​A political rogue returns to the campaign trail

Say the name "Buddy" in one New England city, and every voter will know without a doubt which candidate you're talking about. Mo Rocca has joined him on the campaign trail:

At the Venda Ravioli in Providence, R.I., Buddy Cianci isn't just selling pasta sauce today; he's selling himself as Mayor of Providence -- again.

Cianci's good at running for mayor; he's been elected six times before.

And what is his recipe for a revitalized Providence? "Oh, leadership, vision and experience," he said. "It's simple!"

"Demographics of the city have really changed since you were last mayor," Rocca said.

"Sure they have -- but not the ingredients in the sauce here!"

Correspondent Mo Rocca with Buddy Cianci. CBS News

But at 73, this isn't the same Buddy that left office in 2002. For starters, there's something missing.

He got rid of the toupee. "Well, you know, I didn't feel a need for it anymore," he laughed. "There was no need to wear it anymore. What you see is what you get. And by the way, a lot of people say I look a lot better without that squirrel on my head, you know?"

"You did call it a squirrel, right?"

"Yeah, I did. I named it. It was my pet. I named it 'the Squirrel.'"

But the baggage Buddy Cianci carries from his 21 years in the mayor's office may be a little harder to lose.

Buddy Cianci was first elected Mayor of Providence in 1974. CBS News

His first go-around in City Hall ended in disgrace in 1984, after he pleaded no contest to assaulting the man Cianci suspected was having an affair with his estranged wife.

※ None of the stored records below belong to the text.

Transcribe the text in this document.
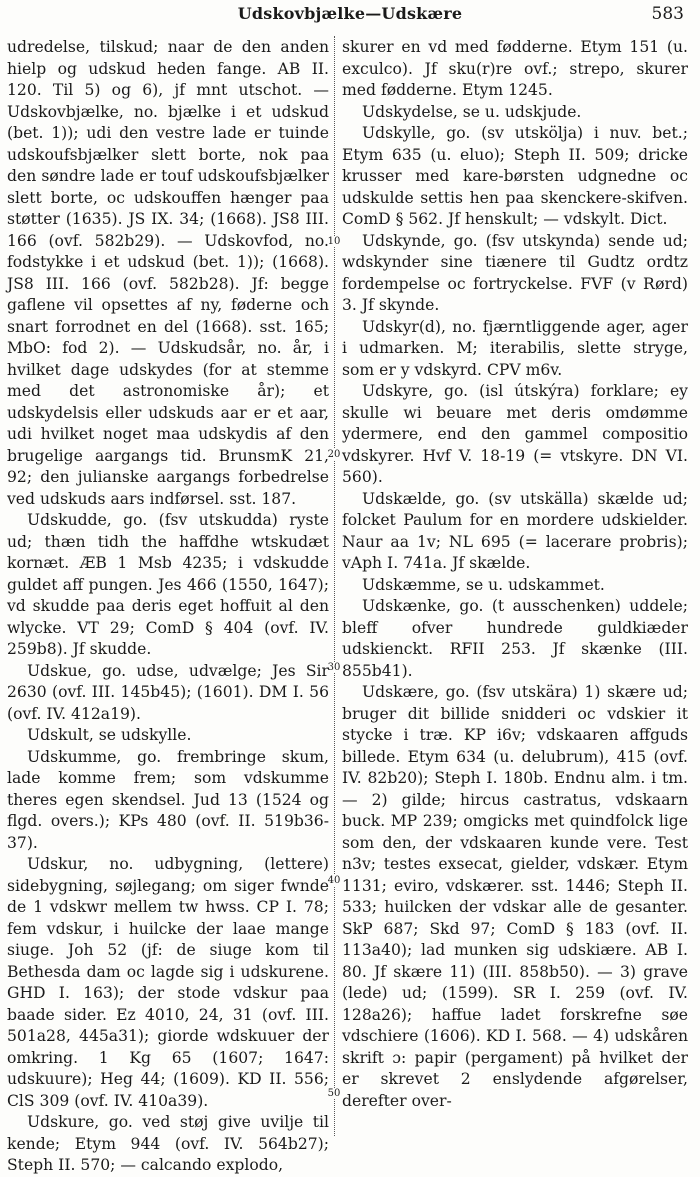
Udskovbjælke—Udskære	583
10
20
30
40
50

udredelse, tilskud; naar de den anden hielp og udskud heden fange. AB II. 120. Til 5) og 6), jf mnt utschot. — Udskovbjælke, no. bjælke i et udskud (bet. 1)); udi den vestre lade er tuinde udskoufsbjælker slett borte, nok paa den søndre lade er touf udskoufsbjælker slett borte, oc udskouffen hænger paa støtter (1635). JS IX. 34; (1668). JS8 III. 166 (ovf. 582b29). — Udskovfod, no. fodstykke i et udskud (bet. 1)); (1668). JS8 III. 166 (ovf. 582b28). Jf: begge gaflene vil opsettes af ny, føderne och snart forrodnet en del (1668). sst. 165; MbO: fod 2). — Udskudsår, no. år, i hvilket dage udskydes (for at stemme med det astronomiske år); et udskydelsis eller udskuds aar er et aar, udi hvilket noget maa udskydis af den brugelige aargangs tid. BrunsmK 21, 92; den julianske aargangs forbedrelse ved udskuds aars indførsel. sst. 187.

Udskudde, go. (fsv utskudda) ryste ud; thæn tidh the haffdhe wtskudæt kornæt. ÆB 1 Msb 4235; i vdskudde guldet aff pungen. Jes 466 (1550, 1647); vd skudde paa deris eget hoffuit al den wlycke. VT 29; ComD § 404 (ovf. IV. 259b8). Jf skudde.

Udskue, go. udse, udvælge; Jes Sir 2630 (ovf. III. 145b45); (1601). DM I. 56 (ovf. IV. 412a19).

Udskult, se udskylle.

Udskumme, go. frembringe skum, lade komme frem; som vdskumme theres egen skendsel. Jud 13 (1524 og flgd. overs.); KPs 480 (ovf. II. 519b36-37).

Udskur, no. udbygning, (lettere) sidebygning, søjlegang; om siger fwnde de 1 vdskwr mellem tw hwss. CP I. 78; fem vdskur, i huilcke der laae mange siuge. Joh 52 (jf: de siuge kom til Bethesda dam oc lagde sig i udskurene. GHD I. 163); der stode vdskur paa baade sider. Ez 4010, 24, 31 (ovf. III. 501a28, 445a31); giorde wdskuuer der omkring. 1 Kg 65 (1607; 1647: udskuure); Heg 44; (1609). KD II. 556; ClS 309 (ovf. IV. 410a39).

Udskure, go. ved støj give uvilje til kende; Etym 944 (ovf. IV. 564b27); Steph II. 570; — calcando explodo,

skurer en vd med fødderne. Etym 151 (u. exculco). Jf sku(r)re ovf.; strepo, skurer med fødderne. Etym 1245.

Udskydelse, se u. udskjude.

Udskylle, go. (sv utskölja) i nuv. bet.; Etym 635 (u. eluo); Steph II. 509; dricke krusser med kare-børsten udgnedne oc udskulde settis hen paa skenckere-skifven. ComD § 562. Jf henskult; — vdskylt. Dict.

Udskynde, go. (fsv utskynda) sende ud; wdskynder sine tiænere til Gudtz ordtz fordempelse oc fortryckelse. FVF (v Rørd) 3. Jf skynde.

Udskyr(d), no. fjærntliggende ager, ager i udmarken. M; iterabilis, slette stryge, som er y vdskyrd. CPV m6v.

Udskyre, go. (isl útskýra) forklare; ey skulle wi beuare met deris omdømme ydermere, end den gammel compositio vdskyrer. Hvf V. 18-19 (= vtskyre. DN VI. 560).

Udskælde, go. (sv utskälla) skælde ud; folcket Paulum for en mordere udskielder. Naur aa 1v; NL 695 (= lacerare probris); vAph I. 741a. Jf skælde.

Udskæmme, se u. udskammet.

Udskænke, go. (t ausschenken) uddele; bleff ofver hundrede guldkiæder udskienckt. RFII 253. Jf skænke (III. 855b41).

Udskære, go. (fsv utskära) 1) skære ud; bruger dit billide snidderi oc vdskier it stycke i træ. KP i6v; vdskaaren affguds billede. Etym 634 (u. delubrum), 415 (ovf. IV. 82b20); Steph I. 180b. Endnu alm. i tm. — 2) gilde; hircus castratus, vdskaarn buck. MP 239; omgicks met quindfolck lige som den, der vdskaaren kunde vere. Test n3v; testes exsecat, gielder, vdskær. Etym 1131; eviro, vdskærer. sst. 1446; Steph II. 533; huilcken der vdskar alle de gesanter. SkP 687; Skd 97; ComD § 183 (ovf. II. 113a40); lad munken sig udskiære. AB I. 80. Jf skære 11) (III. 858b50). — 3) grave (lede) ud; (1599). SR I. 259 (ovf. IV. 128a26); haffue ladet forskrefne søe vdschiere (1606). KD I. 568. — 4) udskåren skrift ɔ: papir (pergament) på hvilket der er skrevet 2 enslydende afgørelser, derefter over-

"At one point, you know, he hurls an ashtray at the man; the man ducks, and it misses him," recounted Pulitzer Prize-winning journalist Mike Stanton, who wrote the book on Cianci. "He tries to club him with a fireplace log. One of his aides jumps in and deflects the blow."

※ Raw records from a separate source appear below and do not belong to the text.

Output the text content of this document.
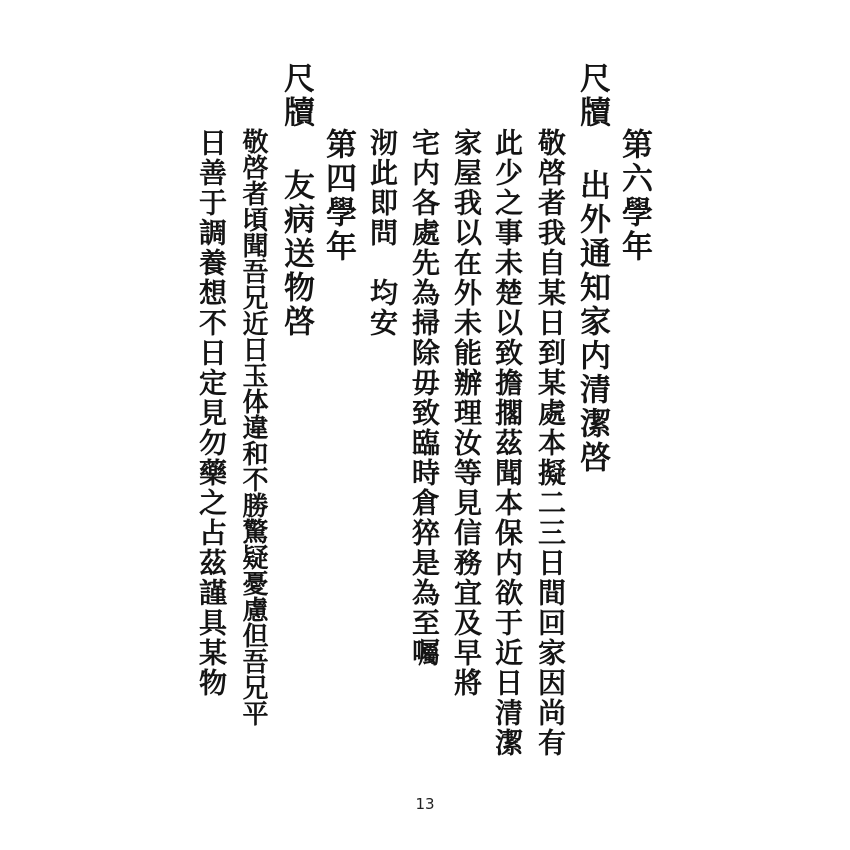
第六學年
尺牘 出外通知家内清潔啓
敬啓者我自某日到某處本擬二三日間回家因尚有
此少之事未楚以致擔擱茲聞本保内欲于近日清潔
家屋我以在外未能辦理汝等見信務宜及早將
宅内各處先為掃除毋致臨時倉猝是為至囑
沏此即問　均安
第四學年
尺牘 友病送物啓
敬啓者頃聞吾兄近日玉体違和不勝驚疑憂慮但吾兄平
日善于調養想不日定見勿藥之占茲謹具某物
13
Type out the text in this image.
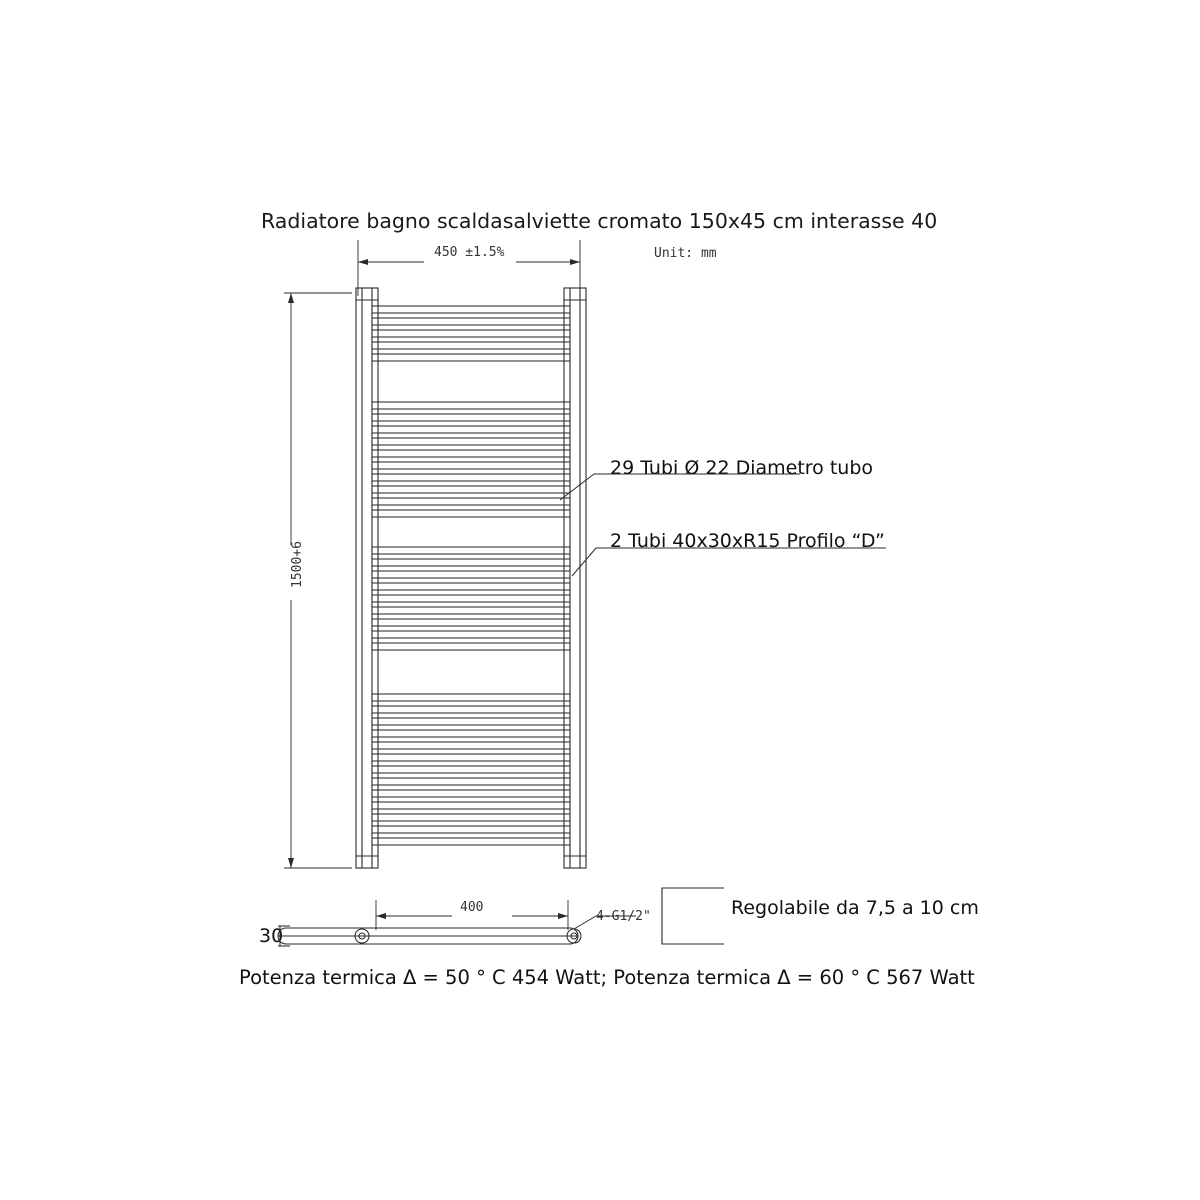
Radiatore bagno scaldasalviette cromato 150x45 cm interasse 40
Unit: mm
450 ±1.5%
1500+6
29 Tubi Ø 22 Diametro tubo
2 Tubi 40x30xR15 Profilo “D”
Regolabile da 7,5 a 10 cm
400
4-G1/2"
30
Potenza termica Δ = 50 ° C 454 Watt; Potenza termica Δ = 60 ° C 567 Watt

Rocca asked Cianci, ""Did you throw a log at him?"

"No, no," he replied. "I did pick up a log and threw it in the fireplace."

But Stanton called Cianci's account "total fabrication. He tried to club him. His public works director, I believe it was, jumped in and stopped him."

Cianci said to Rocca, "There's nothing new about my past. No one's gonna get a Pulitzer Prize, and no one is gonna get an Emmy by talking about what happened -- 'cause that's hardly worth, it's not breaking news."

His second stretch as mayor started 1991, and ended in 2002 with a conviction for racketeering that landed him in jail for four-and-a-half years.

Rocca said, "You will not acknowledge that you did anything knowingly wrong to put you in there?"

"I will tell you that -- talk to the jury, because the jury found me not guilty of all charges except one," said Cianci. "I'm not saying I didn't make mistakes. I did."

However, Stanton said, "Buddy will tell you they only got him on one count. But that one count counted. And racketeering conspiracy is, basically, you're masterminding a criminal enterprise out of City Hall."

Which is exactly how the judge described Providence under Cianci: "A criminal enterprise," where bribery, extortion and pay-to-play were business-as-usual.

Cianci, a Republican-turned-Independent, was released from prison in 2007.

When asked by Rocca if she should have gone to prison, Cianci replied, "You know, under the system of law that we have, yeah, I guess, that you're supposed to pay the price. I've always proclaimed my innocence, okay? Oh, I will do that forever."

Correspondent Mo Rocca and mayoral candidate Buddy Cianci. CBS News

So what are Cianci's proudest achievements? "Raising the self-esteem of the people of the city of Providence to levels they never thought they could achieve."

Fair enough. Providence, under Cianci in the 1990s, boomed, with hundreds of millions of investment dollars pouring into the city. A bustling riverfront district was created, along with nationally-recognized art and restaurant scenes.

Money magazine even named it one of its Best Places to Live in America.

"He does get credit for being, I think, a really good cheerleader for the city when it underwent its renaissance," said Stanton. "'Cause Providence always has been kind of the stepchild to Boston -- the 'smudge on the highway to Cape Cod,' as the Wall Street Journal once called us."

It's memories of the "Good Buddy" that have kept hope alive for another return to office.